The practical challenges of leadership in times of change came to the fore at this week’s Sue Hill Breakfast. On one side of the table we had a manager who is facing the prospect of the loss of decades of knowledge and experience during a current redundancy programme. On the other, one who is charged with reinventing a once-thriving information service that has had no direct senior management for a significant length of time.
The first is in the ironic position of having actively encouraged the team to develop their skills and competencies over the years with the direct objective of feeling able to move on. The other has to reguide an independent workforce back into delivering a service in line with organisational rather than individual imperatives.
Both must maintain morale and direction, as well as service continuity, and ensure that their teams understand and embrace the need for change.

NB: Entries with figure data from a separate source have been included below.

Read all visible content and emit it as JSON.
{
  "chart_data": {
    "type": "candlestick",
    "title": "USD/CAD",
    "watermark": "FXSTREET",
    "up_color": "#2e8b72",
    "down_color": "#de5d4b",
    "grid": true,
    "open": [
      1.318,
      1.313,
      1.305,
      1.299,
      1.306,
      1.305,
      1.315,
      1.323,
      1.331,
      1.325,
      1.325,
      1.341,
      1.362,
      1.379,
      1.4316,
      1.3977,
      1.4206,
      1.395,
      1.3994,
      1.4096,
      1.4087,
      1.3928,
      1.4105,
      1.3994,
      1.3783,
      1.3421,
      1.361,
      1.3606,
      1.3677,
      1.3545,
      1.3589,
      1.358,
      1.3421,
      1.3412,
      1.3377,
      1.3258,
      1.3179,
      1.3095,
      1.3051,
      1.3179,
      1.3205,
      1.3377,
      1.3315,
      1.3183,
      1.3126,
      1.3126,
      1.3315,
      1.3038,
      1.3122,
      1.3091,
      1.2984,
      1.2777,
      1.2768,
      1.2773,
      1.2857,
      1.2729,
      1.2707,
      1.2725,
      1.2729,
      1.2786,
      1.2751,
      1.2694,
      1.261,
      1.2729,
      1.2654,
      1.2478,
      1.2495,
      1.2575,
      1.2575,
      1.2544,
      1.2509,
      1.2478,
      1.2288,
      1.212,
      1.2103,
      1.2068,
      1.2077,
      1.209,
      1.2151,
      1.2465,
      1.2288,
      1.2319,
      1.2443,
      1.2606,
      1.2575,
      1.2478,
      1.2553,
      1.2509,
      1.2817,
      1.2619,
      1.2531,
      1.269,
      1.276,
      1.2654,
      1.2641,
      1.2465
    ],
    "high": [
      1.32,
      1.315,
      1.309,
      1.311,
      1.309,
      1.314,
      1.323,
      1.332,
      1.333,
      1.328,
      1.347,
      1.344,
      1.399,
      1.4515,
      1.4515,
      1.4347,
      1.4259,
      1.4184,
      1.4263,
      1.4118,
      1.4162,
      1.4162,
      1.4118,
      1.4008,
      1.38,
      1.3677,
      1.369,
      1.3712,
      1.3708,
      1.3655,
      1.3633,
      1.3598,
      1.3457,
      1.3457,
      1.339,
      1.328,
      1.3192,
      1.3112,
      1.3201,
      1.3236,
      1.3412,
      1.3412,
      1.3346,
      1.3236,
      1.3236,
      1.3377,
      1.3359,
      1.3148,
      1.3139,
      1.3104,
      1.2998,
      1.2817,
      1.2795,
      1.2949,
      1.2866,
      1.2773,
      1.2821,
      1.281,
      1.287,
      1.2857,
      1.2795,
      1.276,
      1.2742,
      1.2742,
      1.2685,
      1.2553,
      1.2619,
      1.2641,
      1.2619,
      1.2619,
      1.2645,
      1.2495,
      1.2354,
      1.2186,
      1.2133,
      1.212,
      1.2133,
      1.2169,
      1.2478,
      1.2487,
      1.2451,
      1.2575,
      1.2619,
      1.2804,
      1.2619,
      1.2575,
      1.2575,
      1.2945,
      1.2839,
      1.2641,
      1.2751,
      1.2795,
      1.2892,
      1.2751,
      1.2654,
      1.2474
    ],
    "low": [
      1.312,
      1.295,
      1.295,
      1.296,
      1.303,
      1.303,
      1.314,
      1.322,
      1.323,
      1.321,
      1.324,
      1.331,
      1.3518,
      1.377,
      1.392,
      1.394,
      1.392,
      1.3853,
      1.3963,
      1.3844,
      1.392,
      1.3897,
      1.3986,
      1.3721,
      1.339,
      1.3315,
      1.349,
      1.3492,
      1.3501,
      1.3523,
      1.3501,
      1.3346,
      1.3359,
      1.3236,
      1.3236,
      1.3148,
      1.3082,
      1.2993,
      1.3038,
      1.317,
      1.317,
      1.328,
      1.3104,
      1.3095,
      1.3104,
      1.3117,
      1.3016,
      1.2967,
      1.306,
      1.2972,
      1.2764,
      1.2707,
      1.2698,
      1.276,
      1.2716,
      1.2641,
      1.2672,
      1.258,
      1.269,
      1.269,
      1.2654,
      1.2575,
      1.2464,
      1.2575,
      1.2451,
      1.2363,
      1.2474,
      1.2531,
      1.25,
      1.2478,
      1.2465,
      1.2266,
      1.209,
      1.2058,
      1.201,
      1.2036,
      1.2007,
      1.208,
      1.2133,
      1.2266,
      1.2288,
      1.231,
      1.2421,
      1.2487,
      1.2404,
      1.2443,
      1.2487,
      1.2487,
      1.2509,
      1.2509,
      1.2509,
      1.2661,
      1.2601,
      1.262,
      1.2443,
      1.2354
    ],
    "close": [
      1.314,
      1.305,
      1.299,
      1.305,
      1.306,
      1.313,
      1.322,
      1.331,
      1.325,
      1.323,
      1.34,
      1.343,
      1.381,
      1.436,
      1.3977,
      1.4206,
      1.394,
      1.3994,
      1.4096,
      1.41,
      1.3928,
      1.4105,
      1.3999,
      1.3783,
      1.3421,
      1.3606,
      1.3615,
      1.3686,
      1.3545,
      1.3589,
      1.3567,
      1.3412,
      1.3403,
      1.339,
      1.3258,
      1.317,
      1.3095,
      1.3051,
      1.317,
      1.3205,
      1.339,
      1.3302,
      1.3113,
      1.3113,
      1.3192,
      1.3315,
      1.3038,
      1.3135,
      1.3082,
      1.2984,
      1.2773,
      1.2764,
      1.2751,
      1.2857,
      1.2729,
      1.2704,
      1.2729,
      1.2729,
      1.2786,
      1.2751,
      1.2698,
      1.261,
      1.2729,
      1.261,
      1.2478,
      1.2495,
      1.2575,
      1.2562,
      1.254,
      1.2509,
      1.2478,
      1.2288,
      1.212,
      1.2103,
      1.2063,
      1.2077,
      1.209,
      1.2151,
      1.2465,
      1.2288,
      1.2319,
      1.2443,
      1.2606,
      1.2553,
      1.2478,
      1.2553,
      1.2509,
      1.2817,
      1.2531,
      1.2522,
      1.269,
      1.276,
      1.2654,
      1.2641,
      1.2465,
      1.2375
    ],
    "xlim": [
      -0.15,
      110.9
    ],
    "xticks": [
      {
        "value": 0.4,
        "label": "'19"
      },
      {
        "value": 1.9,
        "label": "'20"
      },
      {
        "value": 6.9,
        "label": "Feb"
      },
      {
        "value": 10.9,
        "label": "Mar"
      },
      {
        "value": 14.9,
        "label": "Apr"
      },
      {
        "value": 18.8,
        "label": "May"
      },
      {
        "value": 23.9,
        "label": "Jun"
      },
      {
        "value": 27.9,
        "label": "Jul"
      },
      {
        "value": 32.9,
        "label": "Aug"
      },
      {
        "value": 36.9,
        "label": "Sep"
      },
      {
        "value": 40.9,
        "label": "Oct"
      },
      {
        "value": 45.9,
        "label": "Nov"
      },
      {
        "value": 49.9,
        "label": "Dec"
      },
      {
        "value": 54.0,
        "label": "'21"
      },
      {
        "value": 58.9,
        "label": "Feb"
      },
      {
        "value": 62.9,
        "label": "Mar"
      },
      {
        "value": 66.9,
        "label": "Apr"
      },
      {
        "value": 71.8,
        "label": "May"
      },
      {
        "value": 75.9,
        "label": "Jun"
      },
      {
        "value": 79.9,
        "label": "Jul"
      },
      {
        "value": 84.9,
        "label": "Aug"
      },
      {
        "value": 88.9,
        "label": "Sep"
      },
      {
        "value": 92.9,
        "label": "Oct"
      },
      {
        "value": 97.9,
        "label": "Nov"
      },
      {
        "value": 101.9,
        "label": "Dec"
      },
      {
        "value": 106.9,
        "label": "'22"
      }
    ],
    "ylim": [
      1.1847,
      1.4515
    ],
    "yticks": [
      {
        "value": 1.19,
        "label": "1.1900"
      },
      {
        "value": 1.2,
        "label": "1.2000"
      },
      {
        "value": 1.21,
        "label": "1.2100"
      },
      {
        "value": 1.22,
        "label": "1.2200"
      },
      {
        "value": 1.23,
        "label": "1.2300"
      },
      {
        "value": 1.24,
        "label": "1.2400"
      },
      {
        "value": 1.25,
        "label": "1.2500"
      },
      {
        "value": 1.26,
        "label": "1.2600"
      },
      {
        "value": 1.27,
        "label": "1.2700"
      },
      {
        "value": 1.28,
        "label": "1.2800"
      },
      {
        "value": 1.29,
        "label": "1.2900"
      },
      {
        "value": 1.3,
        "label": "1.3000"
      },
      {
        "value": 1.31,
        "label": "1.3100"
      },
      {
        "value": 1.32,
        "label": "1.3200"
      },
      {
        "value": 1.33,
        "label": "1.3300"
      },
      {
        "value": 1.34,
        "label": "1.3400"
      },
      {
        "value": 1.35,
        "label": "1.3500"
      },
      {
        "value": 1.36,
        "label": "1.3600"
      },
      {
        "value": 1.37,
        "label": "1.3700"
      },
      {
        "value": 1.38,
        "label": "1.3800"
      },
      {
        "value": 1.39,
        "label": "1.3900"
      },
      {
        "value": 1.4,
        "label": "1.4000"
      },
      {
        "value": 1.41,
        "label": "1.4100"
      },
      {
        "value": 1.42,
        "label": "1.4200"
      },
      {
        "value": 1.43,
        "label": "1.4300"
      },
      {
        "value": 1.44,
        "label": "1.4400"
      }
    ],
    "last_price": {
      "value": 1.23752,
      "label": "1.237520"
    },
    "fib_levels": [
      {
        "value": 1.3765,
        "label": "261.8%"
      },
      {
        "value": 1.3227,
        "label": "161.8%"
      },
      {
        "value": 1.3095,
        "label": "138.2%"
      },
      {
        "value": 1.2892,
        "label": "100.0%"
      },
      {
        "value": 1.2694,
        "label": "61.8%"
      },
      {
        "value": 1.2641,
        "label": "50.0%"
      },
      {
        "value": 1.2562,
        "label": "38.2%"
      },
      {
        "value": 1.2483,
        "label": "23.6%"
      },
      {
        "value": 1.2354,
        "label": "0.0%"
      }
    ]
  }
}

A number of wry smiles were raised at the question of whether restructuring and severance programmes were being conducted on a truly strategic and sustainable basis, or simply on the basis of headcounts and political expediency. Regardless of local politics, it was acknowledged that the key to successful staff leadership in times of radical change and crisis is clear, honest and frank communication. Where staff are properly informed in a timely and truly transparent manner, the equally damaging processes of worst-case-scenario rumour mills, or heads-down-it’ll-never-happen-here can both be avoided. Whether HR departments, with their litigation-wary circumlocutions, always support this frank and fearless approach to communication can be debated endlessly.
Do organisations learn during these processes, or does so much know-how and expertise walk out of the door that every procedure and programme has to be reinvented and revisited for each generation? Cases in point include some professional services firms whose outsourcing programmes resemble a merry-go-round: units outsourced then brought back in house for failing to deliver either service or efficiencies. Another breakfaster reflected on the schadenfreude of finding their own redundancy resulting in no less than 5 new staff being taken on in another hemisphere.
However our fellow breakfaster were far from doom and despair. We also heard of exciting expansion programmes in the wake of regulatory change, and a tantalising mention of innovative new hand-held apps in an unexpected sector. As our time ran out, I returned to work from Roast energised and wanting to hear more.